If you are a contemporary technologists, then no doubt you have heard the term ‘Data Science’ (DS). Now, DS’ close relative ‘Machine Learning’ is never far from the mix in a conversation that utters those magical words. ‘Big Data’, ‘Data Analytics’, ‘Predictive Analytics’ are synonyms while its older version ‘Data Mining’ has gone the way of Microsoft 95.

Insert cheesy informercial voice: ‘With the power of machine learning, you can take three cameras and synthesize them into a single higher resolution shot’ – while machine learning can also take shots from 5 cameras on something that is not an iPhone too e.g. a Nokia.

In other words, Data Science & Machine Learning have a little bit of self-interested marketing blitz attached to them so that they are associated with all things novel, technologically innovative etc. This makes the definition ever more difficult to pin down.

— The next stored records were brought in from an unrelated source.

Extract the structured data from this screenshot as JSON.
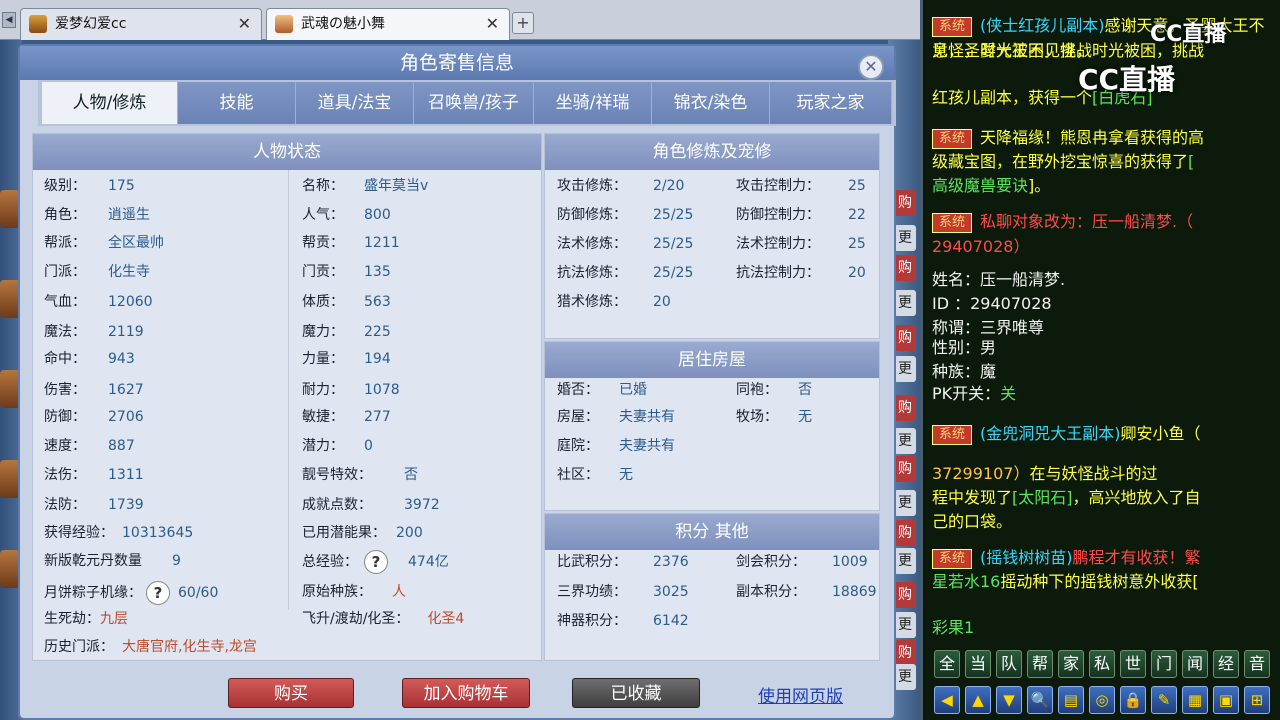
{
  "browser": {
    "tabs": [
      {
        "title": "爱梦幻爱cc",
        "close": "✕"
      },
      {
        "title": "武魂の魅小舞",
        "close": "✕"
      }
    ],
    "new_tab": "+",
    "tab_scroll": "◀"
  },
  "dialog": {
    "title": "角色寄售信息",
    "close": "✕",
    "tabs": [
      "人物/修炼",
      "技能",
      "道具/法宝",
      "召唤兽/孩子",
      "坐骑/祥瑞",
      "锦衣/染色",
      "玩家之家"
    ],
    "status": {
      "heading": "人物状态",
      "left": [
        {
          "k": "级别：",
          "v": "175"
        },
        {
          "k": "角色：",
          "v": "逍遥生"
        },
        {
          "k": "帮派：",
          "v": "全区最帅"
        },
        {
          "k": "门派：",
          "v": "化生寺"
        },
        {
          "k": "气血：",
          "v": "12060"
        },
        {
          "k": "魔法：",
          "v": "2119"
        },
        {
          "k": "命中：",
          "v": "943"
        },
        {
          "k": "伤害：",
          "v": "1627"
        },
        {
          "k": "防御：",
          "v": "2706"
        },
        {
          "k": "速度：",
          "v": "887"
        },
        {
          "k": "法伤：",
          "v": "1311"
        },
        {
          "k": "法防：",
          "v": "1739"
        }
      ],
      "right": [
        {
          "k": "名称：",
          "v": "盛年莫当v"
        },
        {
          "k": "人气：",
          "v": "800"
        },
        {
          "k": "帮贡：",
          "v": "1211"
        },
        {
          "k": "门贡：",
          "v": "135"
        },
        {
          "k": "体质：",
          "v": "563"
        },
        {
          "k": "魔力：",
          "v": "225"
        },
        {
          "k": "力量：",
          "v": "194"
        },
        {
          "k": "耐力：",
          "v": "1078"
        },
        {
          "k": "敏捷：",
          "v": "277"
        },
        {
          "k": "潜力：",
          "v": "0"
        },
        {
          "k": "靓号特效：",
          "v": "否"
        },
        {
          "k": "成就点数：",
          "v": "3972"
        }
      ],
      "exp_label": "获得经验：",
      "exp_value": "10313645",
      "used_fruit_label": "已用潜能果：",
      "used_fruit_value": "200",
      "qianyuan_label": "新版乾元丹数量",
      "qianyuan_value": "9",
      "total_exp_label": "总经验：",
      "total_exp_value": "474亿",
      "zongzi_label": "月饼粽子机缘：",
      "zongzi_value": "60/60",
      "origin_label": "原始种族：",
      "origin_value": "人",
      "shengsi_label": "生死劫：",
      "shengsi_value": "九层",
      "feisheng_label": "飞升/渡劫/化圣：",
      "feisheng_value": "化圣4",
      "history_label": "历史门派：",
      "history_value": "大唐官府,化生寺,龙宫",
      "help": "?"
    },
    "cultivation": {
      "heading": "角色修炼及宠修",
      "left": [
        {
          "k": "攻击修炼：",
          "v": "2/20"
        },
        {
          "k": "防御修炼：",
          "v": "25/25"
        },
        {
          "k": "法术修炼：",
          "v": "25/25"
        },
        {
          "k": "抗法修炼：",
          "v": "25/25"
        },
        {
          "k": "猎术修炼：",
          "v": "20"
        }
      ],
      "right": [
        {
          "k": "攻击控制力：",
          "v": "25"
        },
        {
          "k": "防御控制力：",
          "v": "22"
        },
        {
          "k": "法术控制力：",
          "v": "25"
        },
        {
          "k": "抗法控制力：",
          "v": "20"
        }
      ]
    },
    "housing": {
      "heading": "居住房屋",
      "left": [
        {
          "k": "婚否：",
          "v": "已婚"
        },
        {
          "k": "房屋：",
          "v": "夫妻共有"
        },
        {
          "k": "庭院：",
          "v": "夫妻共有"
        },
        {
          "k": "社区：",
          "v": "无"
        }
      ],
      "right": [
        {
          "k": "同袍：",
          "v": "否"
        },
        {
          "k": "牧场：",
          "v": "无"
        }
      ]
    },
    "points": {
      "heading": "积分 其他",
      "left": [
        {
          "k": "比武积分：",
          "v": "2376"
        },
        {
          "k": "三界功绩：",
          "v": "3025"
        },
        {
          "k": "神器积分：",
          "v": "6142"
        }
      ],
      "right": [
        {
          "k": "剑会积分：",
          "v": "1009"
        },
        {
          "k": "副本积分：",
          "v": "18869"
        }
      ]
    },
    "buttons": {
      "buy": "购买",
      "add_cart": "加入购物车",
      "favorited": "已收藏",
      "web": "使用网页版"
    }
  },
  "game_right_buttons": [
    "购",
    "更",
    "购",
    "更",
    "购",
    "更",
    "购",
    "更",
    "购",
    "更",
    "购",
    "更",
    "购",
    "更",
    "购",
    "更",
    "购",
    "更"
  ],
  "chat": {
    "badge": "系统",
    "logo": "CC直播",
    "lines": [
      {
        "a": "(侠士红孩儿副本)",
        "b": "感谢天意，圣婴大王不见怪，时光被困，挑战"
      },
      {
        "a": "意，圣婴大王不见怪，时光被困，挑战",
        "b": ""
      },
      {
        "a": "红孩儿副本，获得一个",
        "b": "[白虎石]"
      },
      {
        "a": "天降福缘！",
        "b": "熊恩冉拿看获得的高"
      },
      {
        "a": "级藏宝图，在野外挖宝惊喜的获得了",
        "b": "["
      },
      {
        "a": "高级魔兽要诀",
        "b": "]。"
      },
      {
        "a": "私聊对象改为：压一船清梦.（",
        "b": ""
      },
      {
        "a": "29407028）",
        "b": ""
      },
      {
        "a": "姓名：压一船清梦.",
        "b": ""
      },
      {
        "a": "ID  ：29407028",
        "b": ""
      },
      {
        "a": "称谓：三界唯尊",
        "b": ""
      },
      {
        "a": "性别：男",
        "b": ""
      },
      {
        "a": "种族：魔",
        "b": ""
      },
      {
        "a": "PK开关：",
        "b": "关"
      },
      {
        "a": "(金兜洞兕大王副本)",
        "b": "卿安小鱼（"
      },
      {
        "a": "37299107）",
        "b": "在与妖怪战斗的过"
      },
      {
        "a": "程中发现了",
        "b": "[太阳石]"
      },
      {
        "a": "，高兴地放入了自",
        "b": ""
      },
      {
        "a": "己的口袋。",
        "b": ""
      },
      {
        "a": "(摇钱树树苗)",
        "b": "鹏程才有收获！繁"
      },
      {
        "a": "星若水16",
        "b": "摇动种下的摇钱树意外收获["
      },
      {
        "a": "彩果1",
        "b": ""
      }
    ],
    "toolbar1": [
      "全",
      "当",
      "队",
      "帮",
      "家",
      "私",
      "世",
      "门",
      "闻",
      "经",
      "音"
    ],
    "toolbar2": [
      "◀",
      "▲",
      "▼",
      "🔍",
      "▤",
      "◎",
      "🔒",
      "✎",
      "▦",
      "▣",
      "⊞"
    ]
  }
}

Sycophantically, Data Science is often attached to industry goals. It tells management what consumers are looking for, thought existed in a product catalog or what products they may use under certain conditions. It’s the application of statistical methods to large quantities of machine generated or curated data.

Data Science Tasks

A Data Scientist can take data from some domain and make predictions about potential behavior that corresponds to that domain using some programming techniques covered in a UC Davis Neuroscience course. Still not clear? I personally don’t think we’ll get a more sophisticated definition than ‘one part large data, one part domain expertise & two scoops of computer science with a side of statistics’.

As universities around the world rush to not only complement subject matter expertise with a stochastic method component (think UC Davis deploying Computational Linguistics every year since the late 2000’s), there are also efforts to expand the data science curriculum into more generalist, undergraduate courses. Currently, there is enough material to distill into several Data Science courses for an undergraduate degree at UNAM (National Autonomous University of Mexico) much of it sourcing from faculty research.

All of this is to say that Data Science will continue to evolve and generate interest because of its uniquely tangible results: predictions that are better than nothing in domains that IT industry cares about.

For many of the core technical points, we find that the best resource is the Stanford University course on Data Mining.

— Ricardo Lezama